Find a good friend to lean on--I don't know what your support network looks
like. When I went through divorce, I had good friends that helped me through,
and after a few months, I was back to myself.

------
AznHisoka
Napoleon Hill once said that man just does ambitions to impress women! Now
that you lose your girlfriend, perhaps this is the case for you? You lost the
bulk of your motivation?

------
chris_dcosta
I think your title isn't correct. You said as much yourself - you don't hate
the startup, you hate the people, and your analysis is correct, it's the
break-up that's tainting things.

Are you the boss? Can the thing run without you for a while? Take a break.
Make a decision: stay or go. Come back and implement it.

------
nodemaker
Take a break and go to Hawaii or some place exotic ALONE. Meet some exotic
women there. You'll be fine. Dont think too much. I have noticed that the best
way of dealing with a bad mood is to ignore it.

------
blaireaug
Have you talked to your cofounders about it? If not, maybe you should. If you
can't, then quit.

------
gamechangr
Don't make a move until the dust from your girlfriend settles.

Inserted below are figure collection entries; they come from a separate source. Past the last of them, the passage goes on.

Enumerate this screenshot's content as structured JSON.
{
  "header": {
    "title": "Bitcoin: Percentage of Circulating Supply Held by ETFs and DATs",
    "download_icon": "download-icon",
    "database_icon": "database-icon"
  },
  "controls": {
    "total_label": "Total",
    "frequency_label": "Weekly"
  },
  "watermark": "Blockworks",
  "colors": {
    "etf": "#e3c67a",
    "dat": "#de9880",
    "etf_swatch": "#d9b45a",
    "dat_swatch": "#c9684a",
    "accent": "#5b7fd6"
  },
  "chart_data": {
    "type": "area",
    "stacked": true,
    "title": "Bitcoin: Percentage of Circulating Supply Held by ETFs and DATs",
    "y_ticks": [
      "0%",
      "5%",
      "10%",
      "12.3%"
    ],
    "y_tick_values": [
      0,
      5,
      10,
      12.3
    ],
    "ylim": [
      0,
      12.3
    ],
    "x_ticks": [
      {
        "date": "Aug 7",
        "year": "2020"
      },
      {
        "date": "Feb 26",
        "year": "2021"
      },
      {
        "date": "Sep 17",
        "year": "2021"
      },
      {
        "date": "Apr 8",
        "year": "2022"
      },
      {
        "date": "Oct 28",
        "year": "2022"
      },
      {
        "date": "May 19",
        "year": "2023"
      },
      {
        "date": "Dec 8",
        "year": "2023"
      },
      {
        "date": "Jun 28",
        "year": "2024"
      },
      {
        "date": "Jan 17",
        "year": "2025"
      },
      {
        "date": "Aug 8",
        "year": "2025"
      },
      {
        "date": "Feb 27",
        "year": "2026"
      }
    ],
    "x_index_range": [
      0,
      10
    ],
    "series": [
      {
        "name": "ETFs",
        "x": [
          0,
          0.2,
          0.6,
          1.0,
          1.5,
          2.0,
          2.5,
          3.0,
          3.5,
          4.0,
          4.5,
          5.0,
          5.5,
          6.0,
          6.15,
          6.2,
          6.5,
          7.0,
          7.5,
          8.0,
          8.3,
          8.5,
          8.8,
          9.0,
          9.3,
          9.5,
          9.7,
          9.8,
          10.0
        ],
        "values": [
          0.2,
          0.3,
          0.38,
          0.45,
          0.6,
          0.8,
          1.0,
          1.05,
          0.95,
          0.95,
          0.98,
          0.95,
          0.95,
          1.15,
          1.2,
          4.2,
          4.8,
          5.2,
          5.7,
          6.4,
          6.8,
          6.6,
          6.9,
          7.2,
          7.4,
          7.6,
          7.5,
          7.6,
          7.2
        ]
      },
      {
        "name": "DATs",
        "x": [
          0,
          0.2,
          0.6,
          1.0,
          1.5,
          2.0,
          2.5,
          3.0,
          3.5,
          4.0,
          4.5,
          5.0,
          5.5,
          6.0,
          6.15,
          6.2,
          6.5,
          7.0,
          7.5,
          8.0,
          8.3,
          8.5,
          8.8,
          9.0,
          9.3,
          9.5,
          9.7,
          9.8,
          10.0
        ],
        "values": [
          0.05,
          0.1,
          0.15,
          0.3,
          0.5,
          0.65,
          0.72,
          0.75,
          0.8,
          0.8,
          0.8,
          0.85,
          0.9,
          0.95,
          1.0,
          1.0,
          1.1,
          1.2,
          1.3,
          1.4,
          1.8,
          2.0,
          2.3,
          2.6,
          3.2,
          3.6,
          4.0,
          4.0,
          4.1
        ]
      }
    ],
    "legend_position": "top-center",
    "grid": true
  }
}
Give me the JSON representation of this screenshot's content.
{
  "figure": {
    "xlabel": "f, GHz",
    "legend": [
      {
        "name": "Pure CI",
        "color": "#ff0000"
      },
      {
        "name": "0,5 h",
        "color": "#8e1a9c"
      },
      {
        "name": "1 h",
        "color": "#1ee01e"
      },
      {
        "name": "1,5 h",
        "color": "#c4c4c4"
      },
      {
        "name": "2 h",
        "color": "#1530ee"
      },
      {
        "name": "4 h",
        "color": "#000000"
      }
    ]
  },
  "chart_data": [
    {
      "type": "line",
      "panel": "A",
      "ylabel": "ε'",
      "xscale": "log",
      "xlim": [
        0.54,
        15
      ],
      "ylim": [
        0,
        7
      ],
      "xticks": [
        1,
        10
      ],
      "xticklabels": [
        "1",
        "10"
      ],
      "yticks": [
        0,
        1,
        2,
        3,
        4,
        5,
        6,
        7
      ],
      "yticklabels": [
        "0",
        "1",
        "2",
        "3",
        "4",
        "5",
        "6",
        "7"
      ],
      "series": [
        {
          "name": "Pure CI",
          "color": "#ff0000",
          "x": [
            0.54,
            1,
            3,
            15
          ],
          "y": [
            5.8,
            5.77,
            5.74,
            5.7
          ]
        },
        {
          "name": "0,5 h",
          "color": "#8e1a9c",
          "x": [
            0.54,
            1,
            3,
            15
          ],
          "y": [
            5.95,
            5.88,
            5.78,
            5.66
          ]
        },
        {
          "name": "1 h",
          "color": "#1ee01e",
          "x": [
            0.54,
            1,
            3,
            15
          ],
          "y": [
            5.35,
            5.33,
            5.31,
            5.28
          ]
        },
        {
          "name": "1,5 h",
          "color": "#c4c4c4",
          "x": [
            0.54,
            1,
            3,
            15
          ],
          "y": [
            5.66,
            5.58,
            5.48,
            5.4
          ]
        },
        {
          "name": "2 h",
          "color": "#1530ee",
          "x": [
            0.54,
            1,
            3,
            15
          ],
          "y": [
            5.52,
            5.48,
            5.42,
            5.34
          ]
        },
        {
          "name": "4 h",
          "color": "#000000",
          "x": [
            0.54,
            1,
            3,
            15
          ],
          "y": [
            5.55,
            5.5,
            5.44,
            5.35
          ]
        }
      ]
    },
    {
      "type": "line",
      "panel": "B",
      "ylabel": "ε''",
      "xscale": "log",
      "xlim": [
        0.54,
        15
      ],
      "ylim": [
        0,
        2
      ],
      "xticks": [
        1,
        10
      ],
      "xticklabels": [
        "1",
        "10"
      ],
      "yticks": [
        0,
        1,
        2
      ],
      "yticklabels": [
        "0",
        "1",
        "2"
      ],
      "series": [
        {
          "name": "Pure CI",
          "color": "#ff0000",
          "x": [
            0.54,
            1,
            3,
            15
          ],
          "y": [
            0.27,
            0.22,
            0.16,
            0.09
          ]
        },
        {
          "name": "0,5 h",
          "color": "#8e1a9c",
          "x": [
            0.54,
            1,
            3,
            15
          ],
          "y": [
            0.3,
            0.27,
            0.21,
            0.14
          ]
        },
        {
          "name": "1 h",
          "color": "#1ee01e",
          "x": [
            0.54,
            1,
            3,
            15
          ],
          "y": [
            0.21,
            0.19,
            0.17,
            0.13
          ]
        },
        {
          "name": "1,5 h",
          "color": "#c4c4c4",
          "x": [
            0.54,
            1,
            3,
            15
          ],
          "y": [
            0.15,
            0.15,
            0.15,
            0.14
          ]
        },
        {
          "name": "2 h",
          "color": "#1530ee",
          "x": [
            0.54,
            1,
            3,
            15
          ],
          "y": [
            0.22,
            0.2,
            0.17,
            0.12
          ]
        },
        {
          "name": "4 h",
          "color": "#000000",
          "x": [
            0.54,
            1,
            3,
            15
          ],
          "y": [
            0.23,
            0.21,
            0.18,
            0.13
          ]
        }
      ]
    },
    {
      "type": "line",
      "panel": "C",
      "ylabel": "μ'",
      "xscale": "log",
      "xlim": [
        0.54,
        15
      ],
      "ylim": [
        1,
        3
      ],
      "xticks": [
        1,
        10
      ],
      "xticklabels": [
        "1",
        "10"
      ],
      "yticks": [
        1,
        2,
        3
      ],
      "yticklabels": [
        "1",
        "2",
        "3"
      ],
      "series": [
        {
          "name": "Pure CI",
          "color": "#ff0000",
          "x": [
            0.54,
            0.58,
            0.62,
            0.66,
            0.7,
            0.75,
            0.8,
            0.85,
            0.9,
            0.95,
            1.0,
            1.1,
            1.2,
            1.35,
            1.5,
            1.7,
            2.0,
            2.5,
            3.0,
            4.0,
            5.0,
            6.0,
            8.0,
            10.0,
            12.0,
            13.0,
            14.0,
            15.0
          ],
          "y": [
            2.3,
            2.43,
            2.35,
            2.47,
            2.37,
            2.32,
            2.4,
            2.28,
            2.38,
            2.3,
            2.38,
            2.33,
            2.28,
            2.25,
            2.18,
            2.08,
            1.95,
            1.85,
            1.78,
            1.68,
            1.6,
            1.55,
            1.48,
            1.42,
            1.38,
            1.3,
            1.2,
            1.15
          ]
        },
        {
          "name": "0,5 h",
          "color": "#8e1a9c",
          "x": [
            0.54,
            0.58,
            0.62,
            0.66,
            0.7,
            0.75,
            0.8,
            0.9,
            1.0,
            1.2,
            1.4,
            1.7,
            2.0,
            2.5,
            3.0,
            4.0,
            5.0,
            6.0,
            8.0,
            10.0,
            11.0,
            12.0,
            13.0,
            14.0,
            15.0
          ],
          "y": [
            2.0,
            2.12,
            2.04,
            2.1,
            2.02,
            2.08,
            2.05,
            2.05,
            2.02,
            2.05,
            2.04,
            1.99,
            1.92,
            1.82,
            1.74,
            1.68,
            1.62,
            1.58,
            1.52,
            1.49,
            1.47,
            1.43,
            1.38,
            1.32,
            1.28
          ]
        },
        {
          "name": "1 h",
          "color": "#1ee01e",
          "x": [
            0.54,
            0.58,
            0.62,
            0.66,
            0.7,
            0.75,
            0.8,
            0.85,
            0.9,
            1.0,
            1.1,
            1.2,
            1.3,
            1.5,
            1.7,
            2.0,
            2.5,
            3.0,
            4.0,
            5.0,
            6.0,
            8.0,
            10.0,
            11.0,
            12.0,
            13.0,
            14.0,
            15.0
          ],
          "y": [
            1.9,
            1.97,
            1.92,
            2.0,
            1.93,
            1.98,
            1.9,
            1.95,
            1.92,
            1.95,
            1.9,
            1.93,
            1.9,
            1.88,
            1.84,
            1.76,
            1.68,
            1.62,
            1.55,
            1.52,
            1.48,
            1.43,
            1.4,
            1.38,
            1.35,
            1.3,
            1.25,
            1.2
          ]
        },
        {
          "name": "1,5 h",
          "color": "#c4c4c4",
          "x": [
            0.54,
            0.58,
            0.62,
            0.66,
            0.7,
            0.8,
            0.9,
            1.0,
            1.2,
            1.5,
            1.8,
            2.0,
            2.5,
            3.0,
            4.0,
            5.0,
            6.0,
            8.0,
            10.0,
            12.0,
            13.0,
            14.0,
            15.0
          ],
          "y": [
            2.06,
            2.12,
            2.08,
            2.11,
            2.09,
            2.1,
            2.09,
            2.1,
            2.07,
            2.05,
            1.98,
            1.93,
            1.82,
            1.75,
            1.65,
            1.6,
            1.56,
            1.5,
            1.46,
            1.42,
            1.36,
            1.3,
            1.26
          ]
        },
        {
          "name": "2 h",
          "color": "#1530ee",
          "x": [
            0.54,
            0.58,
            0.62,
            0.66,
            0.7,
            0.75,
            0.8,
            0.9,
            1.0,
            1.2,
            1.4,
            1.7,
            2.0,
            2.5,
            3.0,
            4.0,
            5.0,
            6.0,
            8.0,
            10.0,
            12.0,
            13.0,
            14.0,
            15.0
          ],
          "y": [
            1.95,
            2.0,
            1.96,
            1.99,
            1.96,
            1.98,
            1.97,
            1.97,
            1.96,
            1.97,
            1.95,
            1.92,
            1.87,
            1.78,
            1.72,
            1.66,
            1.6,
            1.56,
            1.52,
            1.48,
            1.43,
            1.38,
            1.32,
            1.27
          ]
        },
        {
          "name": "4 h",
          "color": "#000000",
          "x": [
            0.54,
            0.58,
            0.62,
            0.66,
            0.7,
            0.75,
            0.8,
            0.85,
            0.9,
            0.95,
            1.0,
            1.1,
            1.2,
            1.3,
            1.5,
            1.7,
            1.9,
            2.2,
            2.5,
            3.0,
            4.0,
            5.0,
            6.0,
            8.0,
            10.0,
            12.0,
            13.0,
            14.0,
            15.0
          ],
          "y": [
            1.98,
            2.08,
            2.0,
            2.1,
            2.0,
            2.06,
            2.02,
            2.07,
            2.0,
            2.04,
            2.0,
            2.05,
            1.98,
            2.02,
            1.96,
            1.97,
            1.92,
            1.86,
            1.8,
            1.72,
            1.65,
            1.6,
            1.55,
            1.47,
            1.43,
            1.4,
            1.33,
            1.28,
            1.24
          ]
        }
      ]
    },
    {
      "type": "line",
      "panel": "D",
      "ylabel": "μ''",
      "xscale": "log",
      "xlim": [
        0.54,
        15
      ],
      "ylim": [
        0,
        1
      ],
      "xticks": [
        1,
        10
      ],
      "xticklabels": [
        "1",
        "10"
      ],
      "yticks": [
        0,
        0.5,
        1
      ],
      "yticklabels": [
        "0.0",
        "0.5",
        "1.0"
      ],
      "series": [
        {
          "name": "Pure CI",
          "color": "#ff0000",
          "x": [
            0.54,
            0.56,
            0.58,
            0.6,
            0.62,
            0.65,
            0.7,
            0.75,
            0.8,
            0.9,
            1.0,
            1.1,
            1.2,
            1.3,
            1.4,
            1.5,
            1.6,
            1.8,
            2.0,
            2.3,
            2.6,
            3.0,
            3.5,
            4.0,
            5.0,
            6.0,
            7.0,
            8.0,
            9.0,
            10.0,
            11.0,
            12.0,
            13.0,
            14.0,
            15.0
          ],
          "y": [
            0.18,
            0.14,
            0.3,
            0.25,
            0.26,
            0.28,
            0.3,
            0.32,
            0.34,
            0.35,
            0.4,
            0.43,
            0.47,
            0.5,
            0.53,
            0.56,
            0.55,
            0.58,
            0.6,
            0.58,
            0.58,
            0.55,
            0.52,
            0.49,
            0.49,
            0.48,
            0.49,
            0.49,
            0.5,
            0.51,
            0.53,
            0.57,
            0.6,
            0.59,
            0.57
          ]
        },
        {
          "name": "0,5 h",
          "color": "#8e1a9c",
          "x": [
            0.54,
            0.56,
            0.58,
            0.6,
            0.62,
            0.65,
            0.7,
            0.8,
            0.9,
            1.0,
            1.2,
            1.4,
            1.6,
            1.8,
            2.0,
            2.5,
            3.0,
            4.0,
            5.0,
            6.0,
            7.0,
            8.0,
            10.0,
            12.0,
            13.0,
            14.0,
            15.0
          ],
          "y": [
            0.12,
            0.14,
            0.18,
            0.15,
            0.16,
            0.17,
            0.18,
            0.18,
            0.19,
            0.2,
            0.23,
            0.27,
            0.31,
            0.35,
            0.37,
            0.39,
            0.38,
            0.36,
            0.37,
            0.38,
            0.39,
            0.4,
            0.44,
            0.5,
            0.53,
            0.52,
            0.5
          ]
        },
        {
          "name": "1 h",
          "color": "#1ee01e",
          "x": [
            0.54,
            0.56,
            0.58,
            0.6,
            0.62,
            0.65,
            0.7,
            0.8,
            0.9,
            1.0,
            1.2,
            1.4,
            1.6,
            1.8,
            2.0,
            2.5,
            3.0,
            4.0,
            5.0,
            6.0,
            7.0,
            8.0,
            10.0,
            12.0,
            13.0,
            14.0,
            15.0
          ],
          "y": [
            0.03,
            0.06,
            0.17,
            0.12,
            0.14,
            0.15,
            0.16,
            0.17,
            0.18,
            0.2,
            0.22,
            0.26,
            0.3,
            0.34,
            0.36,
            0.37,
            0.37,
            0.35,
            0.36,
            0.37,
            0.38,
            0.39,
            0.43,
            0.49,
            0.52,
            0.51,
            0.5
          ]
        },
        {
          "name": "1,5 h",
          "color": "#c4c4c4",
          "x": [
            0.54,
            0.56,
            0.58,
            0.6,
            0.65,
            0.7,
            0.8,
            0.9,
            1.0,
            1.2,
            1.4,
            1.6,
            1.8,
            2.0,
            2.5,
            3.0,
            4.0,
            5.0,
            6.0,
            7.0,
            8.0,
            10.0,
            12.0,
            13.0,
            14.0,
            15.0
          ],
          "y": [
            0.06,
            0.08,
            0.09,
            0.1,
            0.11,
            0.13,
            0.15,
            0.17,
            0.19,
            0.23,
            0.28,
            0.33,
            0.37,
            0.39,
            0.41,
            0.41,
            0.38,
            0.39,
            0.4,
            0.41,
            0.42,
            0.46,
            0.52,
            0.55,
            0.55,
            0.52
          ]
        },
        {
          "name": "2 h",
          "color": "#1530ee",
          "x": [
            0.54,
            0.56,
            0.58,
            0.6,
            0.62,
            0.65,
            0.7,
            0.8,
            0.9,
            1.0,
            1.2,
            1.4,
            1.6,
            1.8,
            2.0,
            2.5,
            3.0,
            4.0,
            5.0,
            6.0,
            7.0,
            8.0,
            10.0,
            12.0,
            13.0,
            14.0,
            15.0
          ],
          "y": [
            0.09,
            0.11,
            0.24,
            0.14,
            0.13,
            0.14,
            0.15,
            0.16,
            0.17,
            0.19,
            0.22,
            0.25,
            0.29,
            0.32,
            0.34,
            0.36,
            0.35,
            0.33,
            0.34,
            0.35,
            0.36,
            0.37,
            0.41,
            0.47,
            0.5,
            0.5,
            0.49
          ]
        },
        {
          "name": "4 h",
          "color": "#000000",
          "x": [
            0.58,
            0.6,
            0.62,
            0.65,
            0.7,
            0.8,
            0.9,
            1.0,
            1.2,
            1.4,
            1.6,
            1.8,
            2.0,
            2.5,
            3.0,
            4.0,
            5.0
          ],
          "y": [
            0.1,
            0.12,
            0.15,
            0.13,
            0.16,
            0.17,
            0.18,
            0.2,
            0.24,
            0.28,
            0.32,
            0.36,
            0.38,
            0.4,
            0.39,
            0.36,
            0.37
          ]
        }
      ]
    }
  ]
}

You have to get the passion back...or quit!

------
igzebedze2
personal crisis is a huge factor here, and don't assume you can or that you
should separate personal life from business. it doesn't work.

what don't you like with the people you're working with?

------
taskstrike
Some advice: When I'm sad, I stop being sad and be awesome instead.

The fact that you are making money is already great, a lot of people are
struggling to get by in their companies.

Don't make a decision that you will later regret.